U4-9395 - When rebuilding content indexes that don't support unpublished content and member indexes, use the cmsContentXml table as the data source

Created by Shannon Deminick 17 Jan 2017, 06:18:00 Updated by Matt Harding 28 Mar 2017, 11:33:06

Tags: Unscheduled

Relates to: U4-9371

Relates to: U4-9393

We already do this for media since it is much much faster so we should be able to do this for both content and members since both published content and member data exist serialized in the cmsContentXml table.

initial benchmarks of this show that with 8500 items in the index, the current way using the normal IContentService lookups takes: 6014ms, when changed to use the cmsContentXml table it takes 516ms which is 92% faster.

Comments

Shannon Deminick 17 Jan 2017, 06:46:15

Similarly, for 10001 members, using the fast lookup takes 559ms and the current slow lookup takes 9773ms = 94% faster


Shannon Deminick 17 Jan 2017, 06:53:40

For testing follow these instructions: http://issues.umbraco.org/issue/U4-9371#comment=67-33971

Then you can test the old way by adding this attribute to your indexer: disableXmlDocLookup=true, verify that the amount of data that is in the index is the same the new way and the old way.
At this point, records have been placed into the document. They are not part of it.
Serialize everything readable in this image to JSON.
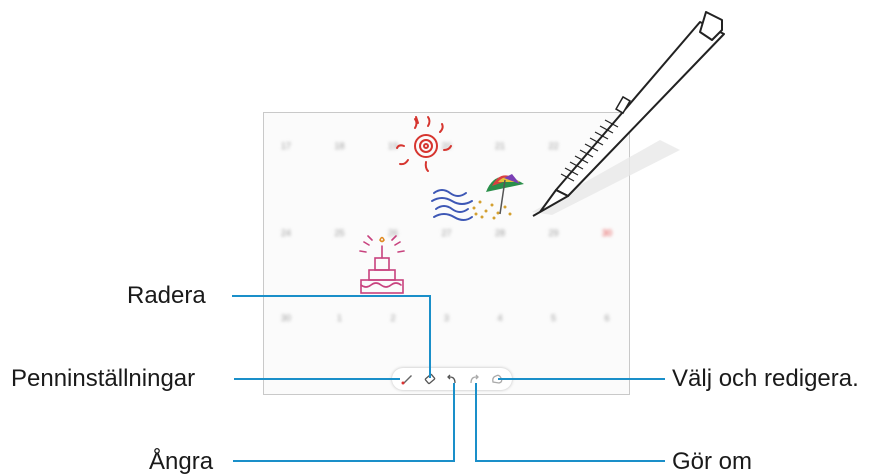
{
  "callouts": {
    "radera": "Radera",
    "penninstallningar": "Penninställningar",
    "angra": "Ångra",
    "valj_och_redigera": "Välj och redigera.",
    "gor_om": "Gör om"
  },
  "calendar": {
    "row1": [
      "17",
      "18",
      "19",
      "20",
      "21",
      "22",
      "23"
    ],
    "row2": [
      "24",
      "25",
      "26",
      "27",
      "28",
      "29",
      "30"
    ],
    "row3": [
      "30",
      "1",
      "2",
      "3",
      "4",
      "5",
      "6"
    ]
  },
  "toolbar_icons": [
    "pen-settings-icon",
    "eraser-icon",
    "undo-icon",
    "redo-icon",
    "selection-icon"
  ],
  "colors": {
    "callout_line": "#1a8fc9",
    "red_date": "#e03a3a"
  }
}
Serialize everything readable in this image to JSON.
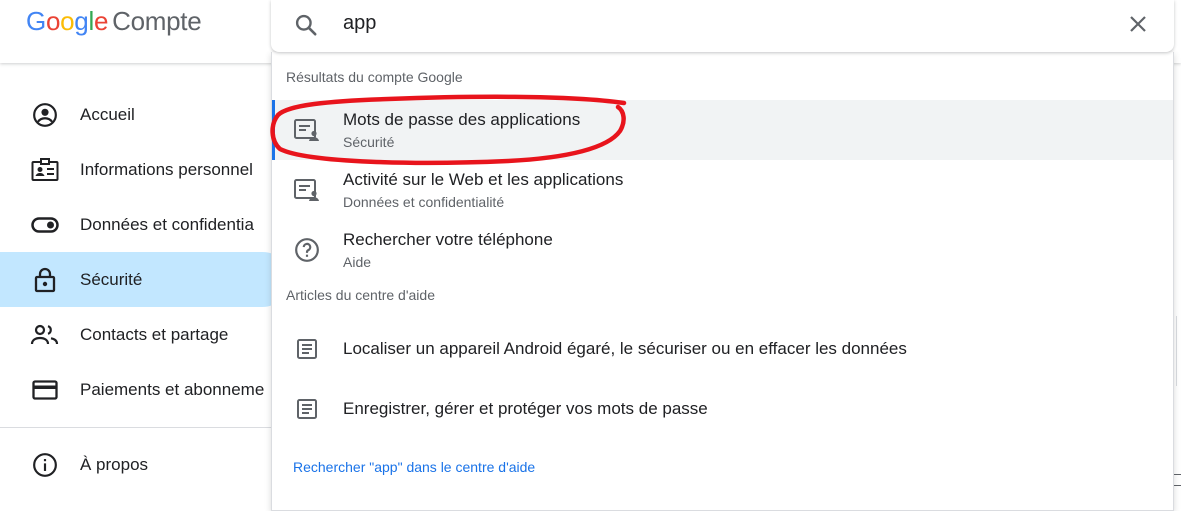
{
  "header": {
    "logo_letters": [
      "G",
      "o",
      "o",
      "g",
      "l",
      "e"
    ],
    "product": "Compte"
  },
  "search": {
    "query": "app",
    "icon": "search-icon",
    "close_icon": "close-icon"
  },
  "sidebar": {
    "items": [
      {
        "label": "Accueil",
        "icon": "account-circle-icon"
      },
      {
        "label": "Informations personnel",
        "icon": "id-card-icon"
      },
      {
        "label": "Données et confidentia",
        "icon": "toggle-icon"
      },
      {
        "label": "Sécurité",
        "icon": "lock-icon",
        "active": true
      },
      {
        "label": "Contacts et partage",
        "icon": "people-icon"
      },
      {
        "label": "Paiements et abonneme",
        "icon": "credit-card-icon"
      },
      {
        "label": "À propos",
        "icon": "info-icon"
      }
    ]
  },
  "dropdown": {
    "account_section_title": "Résultats du compte Google",
    "account_results": [
      {
        "title": "Mots de passe des applications",
        "subtitle": "Sécurité",
        "icon": "manage-accounts-icon"
      },
      {
        "title": "Activité sur le Web et les applications",
        "subtitle": "Données et confidentialité",
        "icon": "manage-accounts-icon"
      },
      {
        "title": "Rechercher votre téléphone",
        "subtitle": "Aide",
        "icon": "help-icon"
      }
    ],
    "help_section_title": "Articles du centre d'aide",
    "help_results": [
      {
        "title": "Localiser un appareil Android égaré, le sécuriser ou en effacer les données",
        "icon": "article-icon"
      },
      {
        "title": "Enregistrer, gérer et protéger vos mots de passe",
        "icon": "article-icon"
      }
    ],
    "help_link": "Rechercher \"app\" dans le centre d'aide"
  },
  "colors": {
    "active_nav": "#c2e7ff",
    "link": "#1a73e8",
    "annotation": "#e8141c"
  }
}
The default is disableXmlDocLookup=false which will be the case when this attribute is not specified.


Shannon Deminick 17 Jan 2017, 06:58:35

PR https://github.com/umbraco/Umbraco-CMS/pull/1692


Sebastiaan Janssen 17 Jan 2017, 10:45:53

That.. is SO much faster!


Sebastiaan Janssen 17 Jan 2017, 10:46:32

I went down from a site using 8 minutes to build a member index (80k members) to 1.5 minutes.


Shannon Deminick 17 Jan 2017, 12:41:28

YES!!!! I know you've prob checked but want to make sure that only published content ends up in the external index, it defo should work but want to be sure i didn't re revert the unfix that i did last time with descendants :P

This release is going to be so much better for examine and azure and we can remove that item from the wall :)
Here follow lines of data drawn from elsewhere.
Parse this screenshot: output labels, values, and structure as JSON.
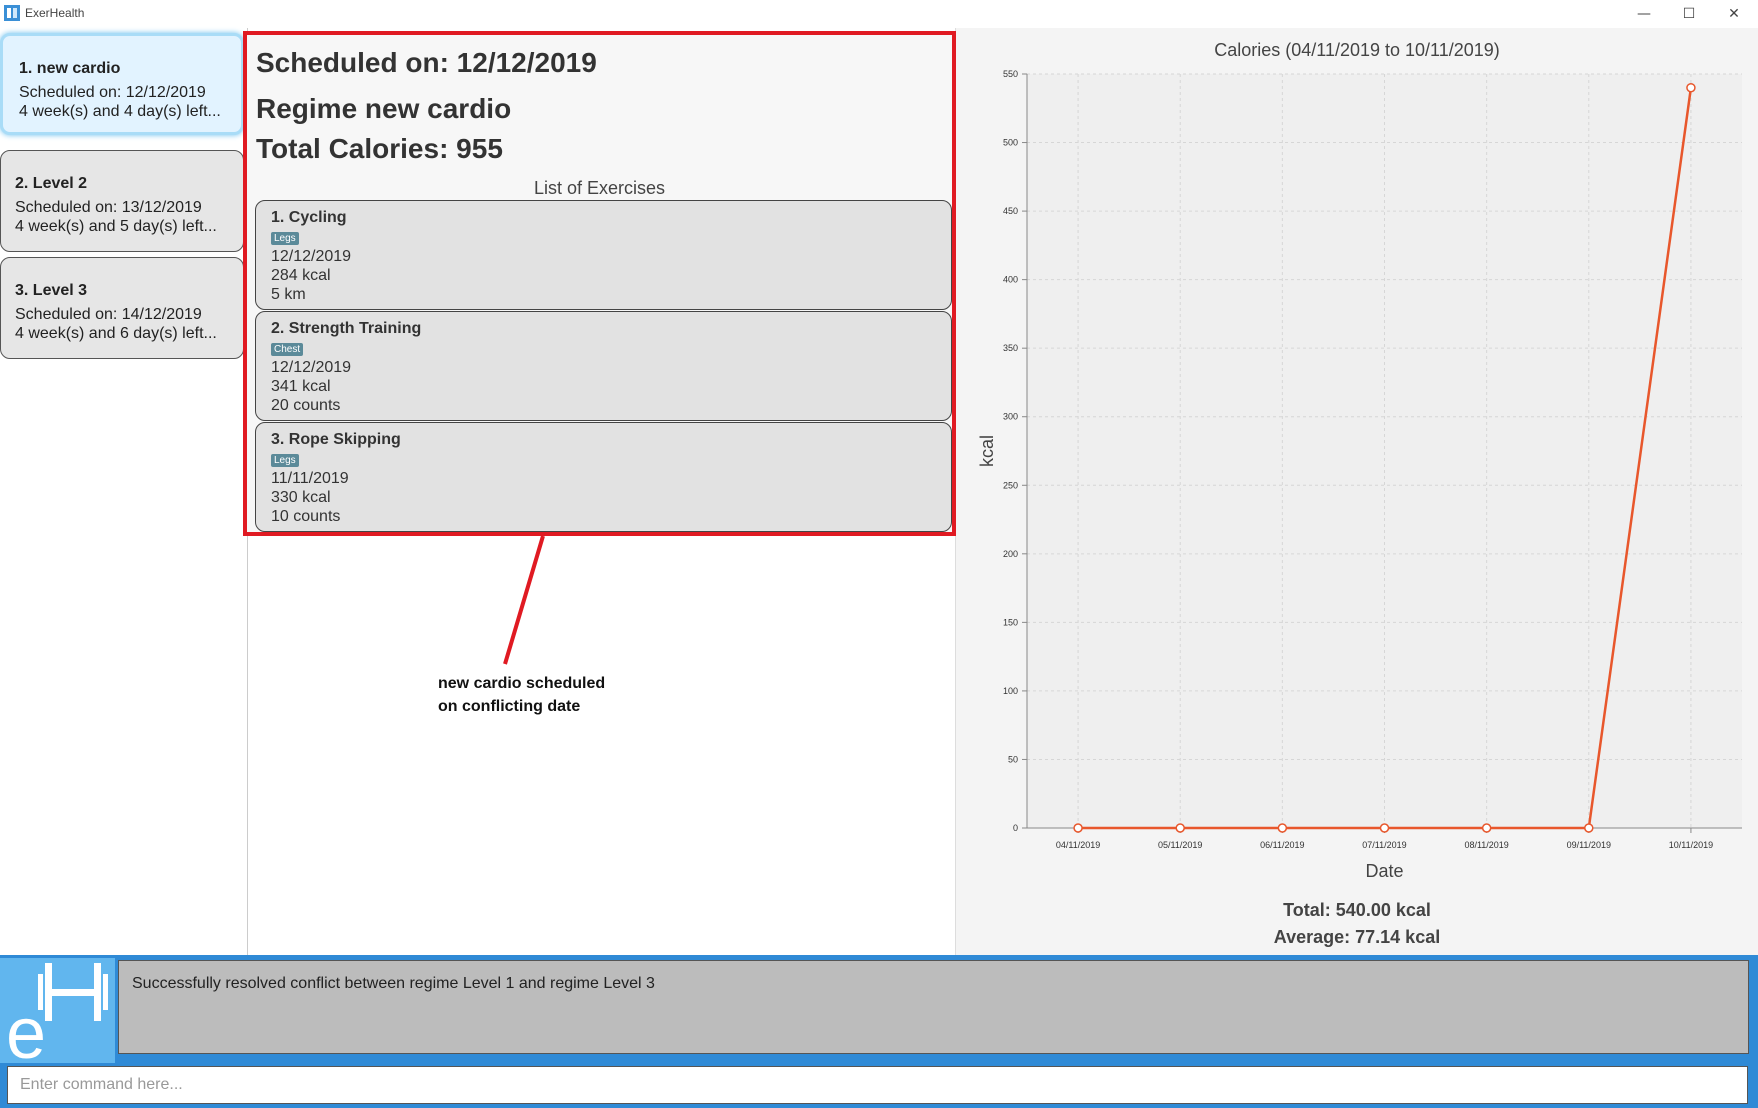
{
  "window": {
    "title": "ExerHealth",
    "minimize": "—",
    "maximize": "☐",
    "close": "✕"
  },
  "regimes": [
    {
      "title": "1.  new cardio",
      "scheduled": "Scheduled on: 12/12/2019",
      "left": "4 week(s) and 4 day(s) left..."
    },
    {
      "title": "2.  Level 2",
      "scheduled": "Scheduled on: 13/12/2019",
      "left": "4 week(s) and 5 day(s) left..."
    },
    {
      "title": "3.  Level 3",
      "scheduled": "Scheduled on: 14/12/2019",
      "left": "4 week(s) and 6 day(s) left..."
    }
  ],
  "detail": {
    "scheduled": "Scheduled on: 12/12/2019",
    "regime": "Regime new cardio",
    "total_calories": "Total Calories: 955",
    "list_header": "List of Exercises",
    "exercises": [
      {
        "name": "1.  Cycling",
        "tag": "Legs",
        "date": "12/12/2019",
        "calories": "284 kcal",
        "quantity": "5 km"
      },
      {
        "name": "2.  Strength Training",
        "tag": "Chest",
        "date": "12/12/2019",
        "calories": "341 kcal",
        "quantity": "20 counts"
      },
      {
        "name": "3.  Rope Skipping",
        "tag": "Legs",
        "date": "11/11/2019",
        "calories": "330 kcal",
        "quantity": "10 counts"
      }
    ]
  },
  "annotation": {
    "line1": "new cardio scheduled",
    "line2": "on conflicting date",
    "color": "#e01a22"
  },
  "chart_data": {
    "type": "line",
    "title": "Calories (04/11/2019 to 10/11/2019)",
    "xlabel": "Date",
    "ylabel": "kcal",
    "categories": [
      "04/11/2019",
      "05/11/2019",
      "06/11/2019",
      "07/11/2019",
      "08/11/2019",
      "09/11/2019",
      "10/11/2019"
    ],
    "values": [
      0,
      0,
      0,
      0,
      0,
      0,
      540
    ],
    "ylim": [
      0,
      550
    ],
    "yticks": [
      0,
      50,
      100,
      150,
      200,
      250,
      300,
      350,
      400,
      450,
      500,
      550
    ],
    "color": "#e8572c",
    "grid": true
  },
  "stats": {
    "total": "Total: 540.00 kcal",
    "average": "Average: 77.14 kcal"
  },
  "result_text": "Successfully resolved conflict between regime Level 1 and regime Level 3",
  "command": {
    "value": "",
    "placeholder": "Enter command here..."
  }
}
Sebastiaan Janssen 17 Jan 2017, 15:51:38

I found while re-indexing the Our Umbraco data that we needed to do some extra checks, so the PR has been re-opened with these changes: https://github.com/umbraco/Umbraco-CMS/pull/1694/commits/931db6f0b177cd381d78dd9005b13c971dffc2a3

@Shandem can you check these additional commits?

I learned that for the 120k members in my local Our copy that it took about 14 minutes for the full reindex to run 2017-01-17 15:18:47,243 [P10440/D12/T15] INFO UmbracoExamine.DataServices.UmbracoLogService - PerformIndexAll - Start data queries - member, Provider=InternalMemberIndexer, NodeId=-1 2017-01-17 15:32:16,706 [P10440/D12/T15] INFO UmbracoExamine.DataServices.UmbracoLogService - PerformIndexAll - End data queries - member, took 809463ms, Provider=InternalMemberIndexer, NodeId=-1

Our has some more custom properties than the other test site I used, so it's not as fast as that one and I haven't tried running the reindex before the upgrade (I'll do that to see how fast/slow it goes).


Shannon Deminick 19 Jan 2017, 01:55:32

@sebastiaan I've re-opend for your review. I've committed to the dev-v7 branch here https://github.com/umbraco/Umbraco-CMS/commit/db414e8045d0a455dae568a4f67675eab6c3ccef

If you can please have a look and then test the scenarios:

  • Rebuilding the XML content cache works (i.e. delete the umbraco.config file)
  • Rebuilding the internal index works (i.e. all content and media is in there)
  • Rebuilding the member index (i.e. all member data is in there)
  • Rebuilding the external index when an ancestor is not published but it's descendants are - the ancestor and descendants should not be in the index


Sebastiaan Janssen 19 Jan 2017, 09:41:07

All checked, all good now!


Matt Harding 28 Mar 2017, 11:33:06

Just for info, this change also resolves http://issues.umbraco.org/issue/U4-9677 which caused external index rebuilds not to include published items that had a newer unpublished version.


Priority: Normal

Type: Bug

State: Fixed

Assignee:

Difficulty:

Category:

Backwards Compatible: True

Fix Submitted:

Affected versions:

Due in version: 7.5.8

Sprint: Sprint 50

Story Points:

Cycle: